In January of this year I started my quest for good sex. Over these last ten months I’ve met and talked to many men. Today was a new one. This guy and I exchanged numbers from OkCupid. He was cute, not exactly my type but I am looking to get laid pretty desperately right now. So I went with it. We were going to meet for coffee tonight. Things just seemed off, but like I said I am desperate for penis so I ignored things. Then he sends me a text tell me that he’s not as cute as his profile picture. So I tell him to prove it. He calls me instead and tells me the whole profile was a fake. His picture, age, everything. It turns out that I am more attracted to the person he actually is, but it’s too late. I can’t do any sort of relationship that begins in deceit.

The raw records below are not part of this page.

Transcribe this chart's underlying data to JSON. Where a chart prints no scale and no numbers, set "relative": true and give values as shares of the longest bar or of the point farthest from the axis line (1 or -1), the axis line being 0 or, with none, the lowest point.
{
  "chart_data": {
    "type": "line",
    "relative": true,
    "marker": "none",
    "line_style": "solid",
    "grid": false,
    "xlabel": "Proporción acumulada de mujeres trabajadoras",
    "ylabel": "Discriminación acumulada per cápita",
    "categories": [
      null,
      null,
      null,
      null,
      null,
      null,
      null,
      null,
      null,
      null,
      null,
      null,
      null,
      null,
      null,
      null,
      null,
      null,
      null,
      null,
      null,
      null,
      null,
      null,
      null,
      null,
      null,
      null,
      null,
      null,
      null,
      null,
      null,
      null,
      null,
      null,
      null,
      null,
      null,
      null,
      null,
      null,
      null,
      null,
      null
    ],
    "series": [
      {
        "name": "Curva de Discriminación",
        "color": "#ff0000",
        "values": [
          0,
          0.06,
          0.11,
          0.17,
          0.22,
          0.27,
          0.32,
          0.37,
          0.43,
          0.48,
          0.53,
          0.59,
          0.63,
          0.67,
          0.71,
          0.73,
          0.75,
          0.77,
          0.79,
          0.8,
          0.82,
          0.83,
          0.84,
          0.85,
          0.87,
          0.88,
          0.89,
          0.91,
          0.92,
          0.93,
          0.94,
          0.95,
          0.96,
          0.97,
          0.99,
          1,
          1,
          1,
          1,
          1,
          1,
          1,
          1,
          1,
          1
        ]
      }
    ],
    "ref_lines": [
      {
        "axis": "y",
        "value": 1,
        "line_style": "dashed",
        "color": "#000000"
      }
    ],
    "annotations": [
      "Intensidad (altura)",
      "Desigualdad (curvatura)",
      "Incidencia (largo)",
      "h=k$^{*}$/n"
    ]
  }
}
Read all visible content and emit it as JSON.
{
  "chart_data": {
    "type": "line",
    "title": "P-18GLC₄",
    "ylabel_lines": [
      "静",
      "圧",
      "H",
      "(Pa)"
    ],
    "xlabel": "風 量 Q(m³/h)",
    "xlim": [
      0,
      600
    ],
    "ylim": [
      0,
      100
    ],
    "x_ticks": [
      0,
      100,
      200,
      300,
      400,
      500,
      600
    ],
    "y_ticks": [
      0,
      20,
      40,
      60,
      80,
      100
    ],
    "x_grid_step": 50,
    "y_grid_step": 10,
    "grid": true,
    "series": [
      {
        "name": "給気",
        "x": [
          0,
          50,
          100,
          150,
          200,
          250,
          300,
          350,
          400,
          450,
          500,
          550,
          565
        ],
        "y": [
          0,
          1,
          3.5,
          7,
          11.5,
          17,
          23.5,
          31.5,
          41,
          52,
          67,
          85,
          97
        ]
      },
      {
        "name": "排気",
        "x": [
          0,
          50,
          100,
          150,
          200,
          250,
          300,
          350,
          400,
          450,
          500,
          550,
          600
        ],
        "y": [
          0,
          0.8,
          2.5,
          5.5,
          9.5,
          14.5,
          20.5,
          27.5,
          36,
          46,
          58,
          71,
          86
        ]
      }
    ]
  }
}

I’ll just clean house and grade papers which was my original plan for today. I just put on Alt-J which was a band that Aiden introduced me to. I never updated as to what happened to Aiden. He fell off the face of the earth. That was one that pained me more than I was expecting. Aiden is in a serious relationship and while he’s ok with physically cheating on his SO, he’s not okay with emotionally cheating which is what our relationship had turned into. One day, I will find the perfect guy who will not be married or in a relationship.
On a lighter note, I woke up from a wonderful sex dream this morning. There’s only one problem, the dream was about Kevin, my new roommate. I need to get laid so I can stop looking at him like he’s prime rib. The sex in the dream was so good too.